When William Wilkins designed the National Gallery (1838) he was required to incorporate a passage that would allow troops to be deployed in the square at short notice from the barracks that were located behind the gallery's west wings. It is reputed that the space s fountains were added in 1845 in order to try to discourage mobs from assembling.

Location: Trafalgar Square, WC2N 5DN (brown, red)

See Also: GALLERIES The National Gallery; TRAFALGAR SQUARE

 

The Piccadilly Riot of 1886

The Piccadilly Riot of 1886 was triggered by employees of the Reform Club baiting the protestors by throwing boot brushes and toothbrushes at them. The shops of Jermyn Street were looted. The rioters tried on their new suits in Hyde Park.

Location: 104 Pall Mall, SW1Y 5EW (orange, brown)

See Also: CLUBLAND The Reform Club

 

The Red Lion Square Riot

The National Front had been set up in 1967. In 1974 the party ran candidates in the general election. In May 1974 the party up to 10% of the vote in some parts of London. Peter Cadogan was a high profile, left-wing political activist.1 In June 1974, as the Secretary of the South Place Ethical Society, he accepted simultaneous bookings from both the National Front and Liberation, an anti-colonial group, to use rooms at Conway Hall. He deplored the Front but believed that its members had the right to engage in those of their activities that were legal. The double booking led to the Red Lion Square riot. Kevin Gately, a 21-year-old student at Warwick University, died as a result of a blow to the head. From then there was an active Leftist campaign to oppose the Front wherever it was active.

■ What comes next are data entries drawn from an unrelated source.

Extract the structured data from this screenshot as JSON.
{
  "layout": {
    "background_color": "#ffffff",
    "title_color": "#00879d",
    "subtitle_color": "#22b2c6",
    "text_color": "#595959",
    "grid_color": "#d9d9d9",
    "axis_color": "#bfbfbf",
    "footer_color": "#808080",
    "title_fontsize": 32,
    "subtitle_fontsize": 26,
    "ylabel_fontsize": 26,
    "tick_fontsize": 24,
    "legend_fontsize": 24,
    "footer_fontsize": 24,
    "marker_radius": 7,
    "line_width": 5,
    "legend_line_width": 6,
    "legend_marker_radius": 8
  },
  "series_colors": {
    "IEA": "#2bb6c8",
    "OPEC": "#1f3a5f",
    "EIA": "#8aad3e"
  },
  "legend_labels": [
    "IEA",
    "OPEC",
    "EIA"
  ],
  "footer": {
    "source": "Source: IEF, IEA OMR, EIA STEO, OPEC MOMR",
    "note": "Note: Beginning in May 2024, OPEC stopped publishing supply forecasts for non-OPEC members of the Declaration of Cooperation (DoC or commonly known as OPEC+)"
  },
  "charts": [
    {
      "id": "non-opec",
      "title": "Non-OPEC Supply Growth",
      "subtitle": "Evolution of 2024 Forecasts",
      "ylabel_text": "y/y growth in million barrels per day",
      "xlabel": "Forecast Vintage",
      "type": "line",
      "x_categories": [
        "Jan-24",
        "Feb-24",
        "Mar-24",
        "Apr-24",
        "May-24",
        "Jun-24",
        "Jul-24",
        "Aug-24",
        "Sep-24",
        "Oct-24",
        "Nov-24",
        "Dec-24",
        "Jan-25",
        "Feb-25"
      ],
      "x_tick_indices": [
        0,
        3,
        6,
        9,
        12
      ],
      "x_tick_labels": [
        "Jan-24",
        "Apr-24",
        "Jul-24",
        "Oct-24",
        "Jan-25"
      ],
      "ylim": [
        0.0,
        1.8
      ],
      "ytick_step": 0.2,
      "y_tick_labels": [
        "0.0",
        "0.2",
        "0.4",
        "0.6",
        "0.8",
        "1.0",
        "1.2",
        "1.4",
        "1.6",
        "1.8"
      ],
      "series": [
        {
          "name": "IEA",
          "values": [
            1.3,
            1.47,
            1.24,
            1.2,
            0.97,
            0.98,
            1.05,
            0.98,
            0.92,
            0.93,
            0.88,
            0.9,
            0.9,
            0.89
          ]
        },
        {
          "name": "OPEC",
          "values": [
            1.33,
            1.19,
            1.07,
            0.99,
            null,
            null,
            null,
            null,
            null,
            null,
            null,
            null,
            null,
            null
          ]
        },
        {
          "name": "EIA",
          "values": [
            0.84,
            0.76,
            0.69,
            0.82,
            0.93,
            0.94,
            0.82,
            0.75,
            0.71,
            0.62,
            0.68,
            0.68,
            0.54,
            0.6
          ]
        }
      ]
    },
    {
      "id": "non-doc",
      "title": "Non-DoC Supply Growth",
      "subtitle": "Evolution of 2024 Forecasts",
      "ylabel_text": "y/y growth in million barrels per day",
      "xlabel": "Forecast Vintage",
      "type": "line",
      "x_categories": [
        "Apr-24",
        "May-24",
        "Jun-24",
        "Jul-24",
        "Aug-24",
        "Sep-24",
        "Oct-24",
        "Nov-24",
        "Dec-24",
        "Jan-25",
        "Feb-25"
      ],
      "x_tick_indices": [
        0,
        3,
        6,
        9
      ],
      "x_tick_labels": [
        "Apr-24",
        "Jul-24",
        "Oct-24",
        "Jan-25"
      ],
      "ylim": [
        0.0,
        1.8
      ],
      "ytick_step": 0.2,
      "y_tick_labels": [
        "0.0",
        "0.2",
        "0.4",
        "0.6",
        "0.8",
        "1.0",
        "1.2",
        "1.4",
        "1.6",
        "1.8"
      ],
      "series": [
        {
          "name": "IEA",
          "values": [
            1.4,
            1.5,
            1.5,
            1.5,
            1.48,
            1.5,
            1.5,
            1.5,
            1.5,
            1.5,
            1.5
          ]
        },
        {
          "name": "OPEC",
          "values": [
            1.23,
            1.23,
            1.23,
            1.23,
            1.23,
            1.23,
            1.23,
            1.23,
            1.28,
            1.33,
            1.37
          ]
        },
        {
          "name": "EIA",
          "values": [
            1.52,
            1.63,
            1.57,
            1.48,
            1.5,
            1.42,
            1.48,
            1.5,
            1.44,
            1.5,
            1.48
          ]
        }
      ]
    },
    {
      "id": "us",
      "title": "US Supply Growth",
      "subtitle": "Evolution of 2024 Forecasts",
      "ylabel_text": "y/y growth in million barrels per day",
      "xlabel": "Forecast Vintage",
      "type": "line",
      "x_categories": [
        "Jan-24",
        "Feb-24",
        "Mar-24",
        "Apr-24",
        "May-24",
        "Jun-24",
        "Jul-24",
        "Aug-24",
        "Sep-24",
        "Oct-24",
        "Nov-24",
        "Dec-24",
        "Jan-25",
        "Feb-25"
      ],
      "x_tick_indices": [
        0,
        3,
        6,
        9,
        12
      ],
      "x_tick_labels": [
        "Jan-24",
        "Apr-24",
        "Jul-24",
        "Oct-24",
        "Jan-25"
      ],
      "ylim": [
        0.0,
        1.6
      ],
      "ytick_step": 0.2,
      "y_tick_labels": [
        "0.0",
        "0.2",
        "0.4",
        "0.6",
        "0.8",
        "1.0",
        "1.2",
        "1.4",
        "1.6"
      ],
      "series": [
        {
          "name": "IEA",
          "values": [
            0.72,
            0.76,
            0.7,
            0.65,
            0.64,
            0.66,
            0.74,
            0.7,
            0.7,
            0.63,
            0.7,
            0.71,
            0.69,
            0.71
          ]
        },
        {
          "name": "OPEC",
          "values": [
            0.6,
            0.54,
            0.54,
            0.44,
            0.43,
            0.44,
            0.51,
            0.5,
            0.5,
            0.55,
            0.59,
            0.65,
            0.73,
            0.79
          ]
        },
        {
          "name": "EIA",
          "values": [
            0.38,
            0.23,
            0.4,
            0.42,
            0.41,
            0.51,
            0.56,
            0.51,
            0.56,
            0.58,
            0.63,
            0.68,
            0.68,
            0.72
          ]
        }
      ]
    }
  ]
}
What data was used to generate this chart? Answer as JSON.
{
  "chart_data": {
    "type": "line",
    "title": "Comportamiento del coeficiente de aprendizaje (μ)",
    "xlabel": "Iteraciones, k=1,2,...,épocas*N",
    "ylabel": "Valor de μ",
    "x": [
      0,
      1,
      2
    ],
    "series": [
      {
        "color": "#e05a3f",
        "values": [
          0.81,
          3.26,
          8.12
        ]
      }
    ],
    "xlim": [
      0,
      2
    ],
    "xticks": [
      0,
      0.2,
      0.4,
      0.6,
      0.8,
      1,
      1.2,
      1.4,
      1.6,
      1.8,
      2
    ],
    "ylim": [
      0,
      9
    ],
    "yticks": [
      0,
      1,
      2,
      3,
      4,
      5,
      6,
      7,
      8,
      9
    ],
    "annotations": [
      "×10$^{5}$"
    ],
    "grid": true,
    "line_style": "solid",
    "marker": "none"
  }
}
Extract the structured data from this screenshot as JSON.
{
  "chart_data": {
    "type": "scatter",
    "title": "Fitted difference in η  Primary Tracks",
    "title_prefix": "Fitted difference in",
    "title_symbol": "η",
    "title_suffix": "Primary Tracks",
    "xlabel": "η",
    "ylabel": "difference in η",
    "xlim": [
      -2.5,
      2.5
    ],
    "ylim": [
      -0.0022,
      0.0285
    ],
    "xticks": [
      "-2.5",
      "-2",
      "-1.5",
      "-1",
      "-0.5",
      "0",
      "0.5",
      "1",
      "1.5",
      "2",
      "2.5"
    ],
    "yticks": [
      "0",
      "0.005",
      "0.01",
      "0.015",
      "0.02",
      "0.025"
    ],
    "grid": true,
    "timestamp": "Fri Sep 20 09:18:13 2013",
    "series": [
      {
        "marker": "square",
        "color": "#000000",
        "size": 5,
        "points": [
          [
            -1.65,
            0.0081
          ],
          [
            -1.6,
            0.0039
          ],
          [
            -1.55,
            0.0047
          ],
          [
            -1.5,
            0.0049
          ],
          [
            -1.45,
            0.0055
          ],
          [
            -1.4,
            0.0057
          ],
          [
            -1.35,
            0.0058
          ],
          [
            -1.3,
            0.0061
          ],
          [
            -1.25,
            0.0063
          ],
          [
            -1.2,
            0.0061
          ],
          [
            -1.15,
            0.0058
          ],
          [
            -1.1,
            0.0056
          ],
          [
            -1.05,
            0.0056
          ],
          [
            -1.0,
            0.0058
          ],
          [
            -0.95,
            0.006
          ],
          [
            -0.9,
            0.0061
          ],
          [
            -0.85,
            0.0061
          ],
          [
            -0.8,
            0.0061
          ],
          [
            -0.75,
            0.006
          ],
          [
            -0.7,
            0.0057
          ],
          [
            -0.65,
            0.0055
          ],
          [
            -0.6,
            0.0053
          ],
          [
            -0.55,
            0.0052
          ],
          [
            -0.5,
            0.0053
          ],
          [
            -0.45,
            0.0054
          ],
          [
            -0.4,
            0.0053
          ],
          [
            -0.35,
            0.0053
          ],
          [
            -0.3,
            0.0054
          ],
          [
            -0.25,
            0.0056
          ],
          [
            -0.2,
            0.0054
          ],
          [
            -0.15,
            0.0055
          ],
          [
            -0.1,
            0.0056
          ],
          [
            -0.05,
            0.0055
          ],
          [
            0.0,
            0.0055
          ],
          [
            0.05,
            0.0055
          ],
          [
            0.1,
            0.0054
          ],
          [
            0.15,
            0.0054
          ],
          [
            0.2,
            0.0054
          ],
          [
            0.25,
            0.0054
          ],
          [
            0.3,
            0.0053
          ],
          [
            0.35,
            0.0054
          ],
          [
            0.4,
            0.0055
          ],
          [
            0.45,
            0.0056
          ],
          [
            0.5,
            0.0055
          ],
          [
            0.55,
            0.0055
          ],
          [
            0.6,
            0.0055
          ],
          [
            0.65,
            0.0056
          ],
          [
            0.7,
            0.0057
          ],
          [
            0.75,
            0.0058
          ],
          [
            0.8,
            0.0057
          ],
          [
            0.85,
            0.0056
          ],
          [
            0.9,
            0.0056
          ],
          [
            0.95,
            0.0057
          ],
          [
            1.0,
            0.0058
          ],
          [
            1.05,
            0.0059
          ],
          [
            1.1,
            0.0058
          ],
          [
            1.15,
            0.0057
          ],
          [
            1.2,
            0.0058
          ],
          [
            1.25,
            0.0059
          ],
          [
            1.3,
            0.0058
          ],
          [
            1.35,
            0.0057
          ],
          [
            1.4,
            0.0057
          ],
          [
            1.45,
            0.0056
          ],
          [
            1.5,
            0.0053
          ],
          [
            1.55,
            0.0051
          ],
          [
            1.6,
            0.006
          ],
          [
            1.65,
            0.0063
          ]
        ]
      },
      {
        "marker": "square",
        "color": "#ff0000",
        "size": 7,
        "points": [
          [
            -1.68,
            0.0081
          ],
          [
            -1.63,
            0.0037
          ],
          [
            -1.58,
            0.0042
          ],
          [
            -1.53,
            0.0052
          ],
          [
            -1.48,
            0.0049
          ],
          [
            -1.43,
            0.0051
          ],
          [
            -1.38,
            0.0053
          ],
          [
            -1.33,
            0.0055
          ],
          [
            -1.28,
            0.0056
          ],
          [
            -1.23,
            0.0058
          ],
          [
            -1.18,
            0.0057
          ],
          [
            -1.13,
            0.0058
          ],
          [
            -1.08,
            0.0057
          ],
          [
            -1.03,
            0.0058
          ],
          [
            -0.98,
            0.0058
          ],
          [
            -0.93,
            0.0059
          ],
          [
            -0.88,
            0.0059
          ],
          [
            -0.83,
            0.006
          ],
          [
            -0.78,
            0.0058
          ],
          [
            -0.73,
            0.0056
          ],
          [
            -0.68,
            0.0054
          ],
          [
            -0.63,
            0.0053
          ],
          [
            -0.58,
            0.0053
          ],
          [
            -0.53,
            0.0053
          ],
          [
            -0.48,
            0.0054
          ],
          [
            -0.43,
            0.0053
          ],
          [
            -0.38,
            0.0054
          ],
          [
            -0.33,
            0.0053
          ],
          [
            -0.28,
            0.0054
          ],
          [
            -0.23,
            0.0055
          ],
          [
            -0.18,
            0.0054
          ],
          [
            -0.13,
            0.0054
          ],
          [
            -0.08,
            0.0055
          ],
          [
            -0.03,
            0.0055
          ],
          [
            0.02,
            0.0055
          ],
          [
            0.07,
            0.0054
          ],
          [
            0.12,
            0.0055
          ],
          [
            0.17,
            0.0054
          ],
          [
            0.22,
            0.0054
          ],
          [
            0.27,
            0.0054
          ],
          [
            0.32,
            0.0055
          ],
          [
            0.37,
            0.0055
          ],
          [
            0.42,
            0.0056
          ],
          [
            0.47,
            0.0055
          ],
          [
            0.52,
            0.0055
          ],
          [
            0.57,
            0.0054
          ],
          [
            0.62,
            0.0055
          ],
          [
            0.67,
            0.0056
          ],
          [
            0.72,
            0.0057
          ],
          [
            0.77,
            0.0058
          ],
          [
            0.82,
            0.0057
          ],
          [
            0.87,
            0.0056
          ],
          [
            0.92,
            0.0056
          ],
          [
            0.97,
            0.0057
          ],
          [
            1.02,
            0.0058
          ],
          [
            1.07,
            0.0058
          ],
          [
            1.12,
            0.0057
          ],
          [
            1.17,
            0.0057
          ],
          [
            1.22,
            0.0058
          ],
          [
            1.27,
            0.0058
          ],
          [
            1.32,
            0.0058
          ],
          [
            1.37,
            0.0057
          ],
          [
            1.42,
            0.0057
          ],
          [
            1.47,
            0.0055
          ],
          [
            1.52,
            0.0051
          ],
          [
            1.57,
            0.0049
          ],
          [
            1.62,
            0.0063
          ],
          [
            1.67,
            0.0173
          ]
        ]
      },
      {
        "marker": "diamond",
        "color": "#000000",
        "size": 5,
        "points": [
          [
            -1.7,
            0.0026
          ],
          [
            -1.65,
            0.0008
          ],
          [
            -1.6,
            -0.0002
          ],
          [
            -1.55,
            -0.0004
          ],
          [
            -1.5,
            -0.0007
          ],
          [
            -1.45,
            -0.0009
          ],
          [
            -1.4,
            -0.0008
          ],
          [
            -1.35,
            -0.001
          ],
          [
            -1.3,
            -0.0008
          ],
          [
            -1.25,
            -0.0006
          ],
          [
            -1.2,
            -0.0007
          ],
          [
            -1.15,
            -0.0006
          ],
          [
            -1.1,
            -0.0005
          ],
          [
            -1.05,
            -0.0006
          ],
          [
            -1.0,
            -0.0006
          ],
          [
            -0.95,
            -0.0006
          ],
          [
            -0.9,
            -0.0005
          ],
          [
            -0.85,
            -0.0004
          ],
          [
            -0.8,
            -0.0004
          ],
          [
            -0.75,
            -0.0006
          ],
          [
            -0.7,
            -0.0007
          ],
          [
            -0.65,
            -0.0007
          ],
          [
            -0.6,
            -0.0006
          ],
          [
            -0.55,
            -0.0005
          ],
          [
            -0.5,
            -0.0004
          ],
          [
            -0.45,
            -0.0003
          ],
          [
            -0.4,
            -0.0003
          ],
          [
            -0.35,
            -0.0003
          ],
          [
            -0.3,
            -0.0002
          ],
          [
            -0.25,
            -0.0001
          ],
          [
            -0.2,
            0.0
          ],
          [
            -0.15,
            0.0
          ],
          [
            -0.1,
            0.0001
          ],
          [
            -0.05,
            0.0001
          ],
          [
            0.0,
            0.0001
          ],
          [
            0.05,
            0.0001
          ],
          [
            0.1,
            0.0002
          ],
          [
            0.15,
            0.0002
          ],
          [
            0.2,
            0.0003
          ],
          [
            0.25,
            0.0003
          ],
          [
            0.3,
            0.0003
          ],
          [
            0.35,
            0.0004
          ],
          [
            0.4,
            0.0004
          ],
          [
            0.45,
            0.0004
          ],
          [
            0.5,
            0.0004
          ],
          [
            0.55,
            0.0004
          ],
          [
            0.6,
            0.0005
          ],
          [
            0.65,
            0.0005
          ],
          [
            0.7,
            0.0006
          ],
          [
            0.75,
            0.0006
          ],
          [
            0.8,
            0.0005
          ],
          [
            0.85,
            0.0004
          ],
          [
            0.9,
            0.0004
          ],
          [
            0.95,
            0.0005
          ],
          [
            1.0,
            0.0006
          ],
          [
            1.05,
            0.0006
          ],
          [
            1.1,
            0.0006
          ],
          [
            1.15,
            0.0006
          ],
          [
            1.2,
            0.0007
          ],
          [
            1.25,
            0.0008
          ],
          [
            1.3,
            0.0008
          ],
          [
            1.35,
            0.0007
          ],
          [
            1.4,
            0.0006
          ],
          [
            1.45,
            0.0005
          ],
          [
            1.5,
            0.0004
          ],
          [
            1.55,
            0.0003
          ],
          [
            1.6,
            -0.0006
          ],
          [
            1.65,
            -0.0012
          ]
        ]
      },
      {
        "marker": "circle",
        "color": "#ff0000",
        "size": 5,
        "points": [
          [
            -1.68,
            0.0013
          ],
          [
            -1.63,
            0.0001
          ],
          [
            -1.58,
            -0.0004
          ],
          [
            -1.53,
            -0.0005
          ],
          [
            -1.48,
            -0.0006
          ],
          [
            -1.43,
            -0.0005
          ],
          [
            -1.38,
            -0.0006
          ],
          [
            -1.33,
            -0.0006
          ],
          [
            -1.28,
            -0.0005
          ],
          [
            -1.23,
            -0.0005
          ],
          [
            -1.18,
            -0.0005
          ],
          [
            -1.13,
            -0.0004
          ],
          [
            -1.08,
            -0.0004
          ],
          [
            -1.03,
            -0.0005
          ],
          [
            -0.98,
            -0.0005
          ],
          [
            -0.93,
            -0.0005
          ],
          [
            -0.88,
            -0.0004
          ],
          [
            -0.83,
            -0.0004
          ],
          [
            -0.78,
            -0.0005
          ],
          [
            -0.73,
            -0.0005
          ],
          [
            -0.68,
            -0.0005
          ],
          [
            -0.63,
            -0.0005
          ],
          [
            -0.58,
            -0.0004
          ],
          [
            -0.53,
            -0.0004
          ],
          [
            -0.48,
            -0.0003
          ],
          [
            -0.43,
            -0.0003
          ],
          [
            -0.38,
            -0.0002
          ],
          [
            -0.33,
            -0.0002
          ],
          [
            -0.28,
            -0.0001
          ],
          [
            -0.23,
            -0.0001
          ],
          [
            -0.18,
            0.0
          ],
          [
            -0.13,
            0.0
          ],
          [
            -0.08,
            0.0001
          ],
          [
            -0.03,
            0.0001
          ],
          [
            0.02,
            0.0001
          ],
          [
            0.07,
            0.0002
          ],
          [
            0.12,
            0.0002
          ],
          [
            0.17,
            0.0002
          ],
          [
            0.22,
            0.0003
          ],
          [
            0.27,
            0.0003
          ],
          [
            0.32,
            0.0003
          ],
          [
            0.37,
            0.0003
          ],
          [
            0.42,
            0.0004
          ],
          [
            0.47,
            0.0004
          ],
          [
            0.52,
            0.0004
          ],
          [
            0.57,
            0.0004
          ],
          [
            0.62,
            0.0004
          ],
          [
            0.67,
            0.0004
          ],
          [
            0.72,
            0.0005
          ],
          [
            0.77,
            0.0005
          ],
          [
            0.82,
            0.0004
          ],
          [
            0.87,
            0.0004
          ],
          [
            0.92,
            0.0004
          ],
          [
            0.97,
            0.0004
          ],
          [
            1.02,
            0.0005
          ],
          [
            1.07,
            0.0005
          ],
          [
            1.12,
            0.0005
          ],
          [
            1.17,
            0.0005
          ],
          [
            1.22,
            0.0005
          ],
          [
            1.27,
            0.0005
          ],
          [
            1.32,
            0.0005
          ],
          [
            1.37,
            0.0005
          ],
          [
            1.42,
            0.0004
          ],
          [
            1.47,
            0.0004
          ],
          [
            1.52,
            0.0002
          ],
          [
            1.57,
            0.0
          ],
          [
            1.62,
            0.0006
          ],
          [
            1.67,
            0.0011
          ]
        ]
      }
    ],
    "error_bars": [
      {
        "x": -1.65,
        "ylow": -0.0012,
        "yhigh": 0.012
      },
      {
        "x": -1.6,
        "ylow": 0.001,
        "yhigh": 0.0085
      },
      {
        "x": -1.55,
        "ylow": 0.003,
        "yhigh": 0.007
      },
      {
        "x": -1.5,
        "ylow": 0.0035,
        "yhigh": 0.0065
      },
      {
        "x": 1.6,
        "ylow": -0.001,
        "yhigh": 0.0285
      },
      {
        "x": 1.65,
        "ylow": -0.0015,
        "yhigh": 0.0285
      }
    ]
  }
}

Cadogan was to tell the subsequent Scarman Inquiry that Liberation had deceived him and that it had been the International Marxist Group that had sought to start the violence.

Location: Red Lion Square, WC1R 4HQ. One of the Hall's entrances is in Red Lion Square. (blue, yellow)

See Also: THE HARD LEFT

1. In 1968 Cadogan had been one of the organisers behind the Grosvenor Square Vietnam demonstration, which had also ended in a riot. In 1963 he had been prominent in the Committee of 100 Trafalgar Square protest, which had not.

 

The Southall Riot

In 1979 The Hamborough Tavern in Southall was a music venue. It was putting on a concert by the oi bands The 4-Skins, The Business, and The Last Resort. The Anti-Nazi League organised a demonstration. A riot ensued. During it a member of the Special Patrol Group killed Blair Peach, a teacher. The pub was burned down. There was a perception in the Hard Left that the Front and the police had won Southall. However, a few days later a general election took place. The previous National Front support collapsed.

In 2009 the Met's report into the death of Blair Peach was published.

Location: Southall Dominion Cinema, 112 The Green, UB2 4BQ. Blair Peach's corpse was laid out. Thousands paid their respect to it.